Files
uni/year4/semester1/CT4100: Information Retrieval/assignments/assignment2/latex/CT4100-Assignment-2.tex

183 lines
16 KiB
TeX

%! TeX program = lualatex
\documentclass[a4paper]{article}
% packages
\usepackage{microtype} % Slightly tweak font spacing for aesthetics
\usepackage[english]{babel} % Language hyphenation and typographical rules
\usepackage[final, colorlinks = true, urlcolor = black, linkcolor = black]{hyperref}
\usepackage{changepage} % adjust margins on the fly
\usepackage{fontspec}
\setmainfont{EB Garamond}
\setmonofont[Scale=MatchLowercase]{Deja Vu Sans Mono}
% \usepackage{minted}
% \usemintedstyle{algol_nu}
% \usepackage{xcolor}
\usepackage{pgfplots}
\pgfplotsset{width=\textwidth,compat=1.9}
\usepackage{caption}
\newenvironment{code}{\captionsetup{type=listing}}{}
\captionsetup[listing]{skip=0pt}
\setlength{\abovecaptionskip}{5pt}
\setlength{\belowcaptionskip}{5pt}
\usepackage[yyyymmdd]{datetime}
\renewcommand{\dateseparator}{--}
\usepackage{titlesec}
% \titleformat{\section}{\LARGE\bfseries}{}{}{}[\titlerule]

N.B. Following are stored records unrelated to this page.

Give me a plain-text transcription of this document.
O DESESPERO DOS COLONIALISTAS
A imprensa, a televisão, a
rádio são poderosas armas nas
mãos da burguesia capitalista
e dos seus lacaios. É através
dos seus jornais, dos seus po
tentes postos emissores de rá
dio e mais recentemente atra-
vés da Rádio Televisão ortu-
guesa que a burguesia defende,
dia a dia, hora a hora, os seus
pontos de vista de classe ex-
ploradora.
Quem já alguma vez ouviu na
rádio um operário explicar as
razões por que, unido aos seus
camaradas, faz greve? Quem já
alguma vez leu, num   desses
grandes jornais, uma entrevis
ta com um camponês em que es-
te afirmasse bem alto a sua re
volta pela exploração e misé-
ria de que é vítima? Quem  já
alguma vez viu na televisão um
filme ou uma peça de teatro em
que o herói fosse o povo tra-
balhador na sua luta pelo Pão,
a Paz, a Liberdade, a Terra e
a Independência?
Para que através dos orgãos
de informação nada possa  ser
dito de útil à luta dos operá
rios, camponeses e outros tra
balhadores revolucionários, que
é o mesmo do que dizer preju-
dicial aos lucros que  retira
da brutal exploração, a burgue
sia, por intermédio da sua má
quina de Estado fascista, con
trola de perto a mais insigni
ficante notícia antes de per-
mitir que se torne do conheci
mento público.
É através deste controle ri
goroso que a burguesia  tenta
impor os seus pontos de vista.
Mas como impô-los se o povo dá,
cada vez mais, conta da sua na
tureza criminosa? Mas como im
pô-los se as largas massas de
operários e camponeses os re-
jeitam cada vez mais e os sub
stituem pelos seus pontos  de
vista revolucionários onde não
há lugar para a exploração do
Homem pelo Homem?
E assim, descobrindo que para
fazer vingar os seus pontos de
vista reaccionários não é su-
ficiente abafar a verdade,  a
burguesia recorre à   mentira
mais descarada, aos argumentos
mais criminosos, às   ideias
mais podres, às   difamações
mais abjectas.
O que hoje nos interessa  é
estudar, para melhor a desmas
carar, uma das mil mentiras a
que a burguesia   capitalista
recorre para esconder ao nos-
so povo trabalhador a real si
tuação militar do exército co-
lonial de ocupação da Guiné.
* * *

% \titleformat{\subsection}{\Large\bfseries}{}{0em}{}
% \titlespacing{\subsection}{0em}{-0.7em}{0em}
%
% \titleformat{\subsubsection}{\large\bfseries}{}{0em}{$\bullet$ }
% \titlespacing{\subsubsection}{1em}{-0.7em}{0em}
% margins
\addtolength{\hoffset}{-2.25cm}
\addtolength{\textwidth}{4.5cm}
\addtolength{\voffset}{-3.25cm}
\addtolength{\textheight}{5cm}
\setlength{\parskip}{0pt}
\setlength{\parindent}{0in}
% \setcounter{secnumdepth}{0}
\begin{document}
\hrule \medskip
\begin{minipage}{0.295\textwidth}
\raggedright
\footnotesize
\begin{tabular}{@{}l l} % Define a two-column table with left alignment
Name: & Andrew Hayes \\
Student ID: & 21321503 \\
\end{tabular}
\end{minipage}
\begin{minipage}{0.4\textwidth}
\centering
\vspace{0.4em}
\LARGE
\textsc{ct4100} \\
\end{minipage}
\begin{minipage}{0.295\textwidth}
\raggedleft
\footnotesize
\begin{tabular}{@{}l l} % Define a two-column table with left alignment
Name: & Cathal Lawlor \\
Student ID: & 21235456 \\
\end{tabular}
\end{minipage}
\smallskip
\hrule
\begin{center}
\normalsize
Assignment 2: Query Term Suggestion
\end{center}
\hrule
\section{Question 1}
Considering that we are given a query that a user submits to an information retrieval system, and the top $N$ documents that are returned as relevant by the system, and that we want to suggest query terms to add to the query, the types of suggested terms that would be useful to the user are terms that split the set of returned documents;
that is, we want to suggest terms to the user that narrow down their search.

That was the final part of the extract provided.